Where a plaintiff is put in jeopardy by the unexpected and patently wrongful conduct of the defendant, it seems to me irrational meticulously to examine his reactions in the placid atmosphere of the Court in the light of after-acquired knowledge; to hold that, had he but taken such and such a step, the accident would have been avoided, and that consequently he also was negligent. To do so would be to ignore the penal element in actions on delict and to punish a possible error of judgment as severely as, if not more severely than, the most callous disregard of the safety of others.2



[66] The logic of this approach, with respect, cannot be faulted and if I apply it to the facts in casu, I find that I simply may not, in the comfort of my chambers, decide that Nel ought to have done otherwise when he at the time, felt that he could bring his vehicle to a safe standstill, by moving to the right hand lane.


[67] In the premises, I find that the respondent’s defence of sudden emergency was correctly upheld by the Court a qou, and further that no reason exists to interfere with the judgment and order made there.

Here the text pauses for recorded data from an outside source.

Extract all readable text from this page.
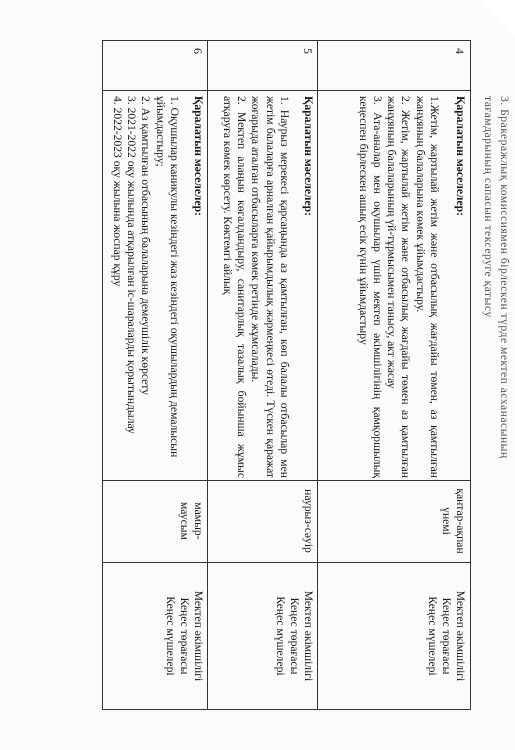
3. Бракеражлық комиссиямен бірлескен түрде мектеп асханасының
тағамдарының сапасын тексеруге қатысу
4
Қаралатын мәселелер:
1.Жетім, жартылай жетім және отбасылық жағдайы төмен, аз қамтылған жанұяның балаларына көмек ұйымдастыру.
2. Жетім, жартылай жетім және отбасылық жағдайы төмен аз қамтылған жанұяның балаларының үй-тұрмысымен танысу, акт жасау
3. Ата-аналар мен оқушылар үшін мектеп әкімшілігінің қамқоршылық кеңеспен бірлескен ашық есік күнін ұйымдастыру
қантар-ақпан үнемі
Мектеп әкімшілігі
Кеңес төрағасы
Кеңес мүшелері
5
Қаралатын мәселелер:
1. Наурыз мерекесі қарсаңында аз қамтылған, көп балалы отбасылар мен жетім балаларға арналған қайырымдылық жәрмеңкесі өтеді. Түскен қаражат жоғарыда аталған отбасыларға көмек ретінде жұмсалады.
2. Мектеп алаңын көгалдандыру, санитарлық тазалық бойынша жұмыс атқаруға көмек көрсету. Көктемгі айлық
наурыз-сәуір
Мектеп әкімшілігі
Кеңес төрағасы
Кеңес мүшелері
6
Қаралатын мәселелер:
1. Оқушылар каникулы кезіндегі жаз кезіндегі оқушылардың демалысын ұйымдастыру;
2. Аз қамтылған отбасының балаларына демеушілік көрсету
3. 2021-2022 оқу жылында атқарылған іс-шараларды қорытындылау
4. 2022-2023 оқу жылына жоспар құру
мамыр-маусым
Мектеп әкімшілігі
Кеңес төрағасы
Кеңес мүшелері
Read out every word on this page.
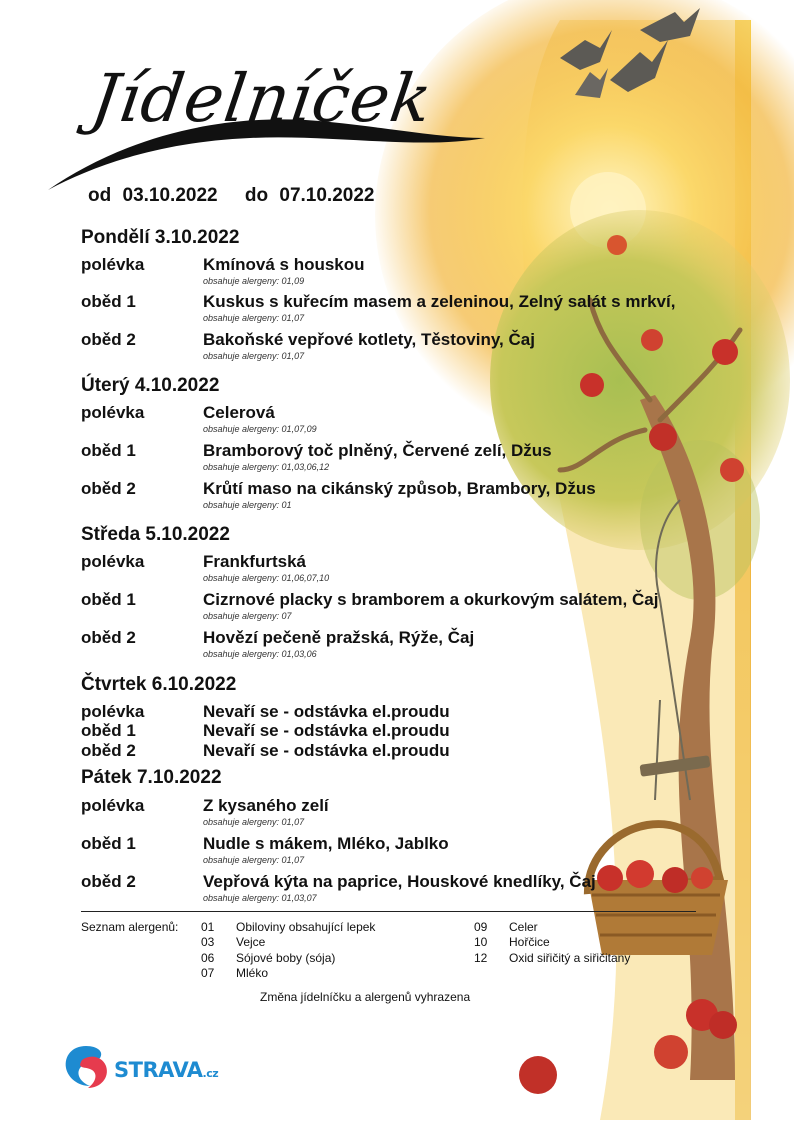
Jídelníček
od 03.10.2022 do 07.10.2022
Pondělí 3.10.2022
polévka	Kmínová s houskou
obsahuje alergeny: 01,09
oběd 1	Kuskus s kuřecím masem a zeleninou, Zelný salát s mrkví,
obsahuje alergeny: 01,07
oběd 2	Bakoňské vepřové kotlety, Těstoviny, Čaj
obsahuje alergeny: 01,07
Úterý 4.10.2022
polévka	Celerová
obsahuje alergeny: 01,07,09
oběd 1	Bramborový toč plněný, Červené zelí, Džus
obsahuje alergeny: 01,03,06,12
oběd 2	Krůtí maso na cikánský způsob, Brambory, Džus
obsahuje alergeny: 01
Středa 5.10.2022
polévka	Frankfurtská
obsahuje alergeny: 01,06,07,10
oběd 1	Cizrnové placky s bramborem a okurkovým salátem, Čaj
obsahuje alergeny: 07
oběd 2	Hovězí pečeně pražská, Rýže, Čaj
obsahuje alergeny: 01,03,06
Čtvrtek 6.10.2022
polévka	Nevaří se - odstávka el.proudu
oběd 1	Nevaří se - odstávka el.proudu
oběd 2	Nevaří se - odstávka el.proudu
Pátek 7.10.2022
polévka	Z kysaného zelí
obsahuje alergeny: 01,07
oběd 1	Nudle s mákem, Mléko, Jablko
obsahuje alergeny: 01,07
oběd 2	Vepřová kýta na paprice, Houskové knedlíky, Čaj
obsahuje alergeny: 01,03,07
Seznam alergenů: 01 Obiloviny obsahující lepek
03 Vejce
06 Sójové boby (sója)
07 Mléko
09 Celer
10 Hořčice
12 Oxid siřičitý a siřičitany
Změna jídelníčku a alergenů vyhrazena
STRAVA.cz
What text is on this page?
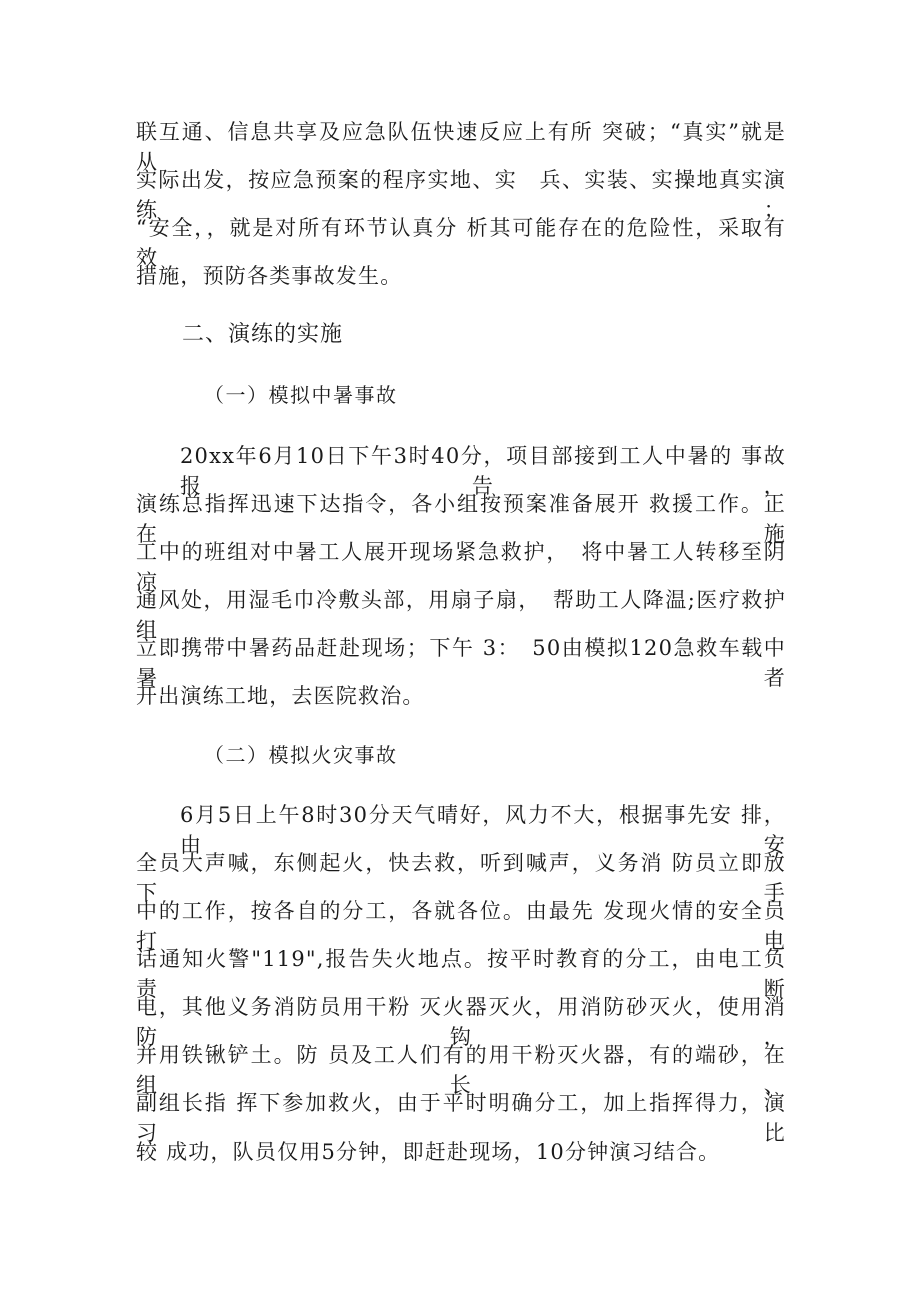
联互通、信息共享及应急队伍快速反应上有所 突破；“真实”就是从
实际出发，按应急预案的程序实地、实　兵、实装、实操地真实演练；
“安全，，就是对所有环节认真分 析其可能存在的危险性，采取有效
措施，预防各类事故发生。
二、演练的实施
（一）模拟中暑事故
20xx年6月10日下午3时40分，项目部接到工人中暑的 事故报告，
演练总指挥迅速下达指令，各小组按预案准备展开 救援工作。正在施
工中的班组对中暑工人展开现场紧急救护，　将中暑工人转移至阴凉
通风处，用湿毛巾冷敷头部，用扇子扇，　帮助工人降温;医疗救护组
立即携带中暑药品赶赴现场；下午 3：　50由模拟120急救车载中暑者
开出演练工地，去医院救治。
（二）模拟火灾事故
6月5日上午8时30分天气晴好，风力不大，根据事先安 排，由安
全员大声喊，东侧起火，快去救，听到喊声，义务消 防员立即放下手
中的工作，按各自的分工，各就各位。由最先 发现火情的安全员打电
话通知火警"119",报告失火地点。按平时教育的分工，由电工负责断
电，其他义务消防员用干粉 灭火器灭火，用消防砂灭火，使用消防钩，
并用铁锹铲土。防 员及工人们有的用干粉灭火器，有的端砂，在组长、
副组长指 挥下参加救火，由于平时明确分工，加上指挥得力，演习比
较 成功，队员仅用5分钟，即赶赴现场，10分钟演习结合。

In the premises, the order I would make herein in as follows:


  1. The appeal is dismissed with costs.


  1. The Registrar of this Court is hereby requested to send a copy of this judgment to the Director-General of the Department of Justice and to the contracted transcribers, LOM Business Solutions (Pty) Ltd.



____________________________________

L P HALGRYN

ACTING JUDGE OF THE SOUTH GAUTENG

HIGH COURT, JOHANNESBURG



I agree:



_____________________________

D S S MOSHIDI

JUDGE OF THE SOUTH GAUTENG

HIGH COURT, JOHANNESBURG



I agree:



_____________________________

R MATHOPO

JUDGE OF THE SOUTH GAUTENG

HIGH COURT, JOHANNESBURG

1 See Rankinsson & Son v Springfield On the Bus Services 1964 (1) SA 609 (D & CLD).

2 In Cooper v Armstrong 1939 OPD 140 at 148. Quoted with approval in Ntsala and Others v Mutual & Federal Insurance Co Ltd 1996 (2) SA 184, at 192F-I.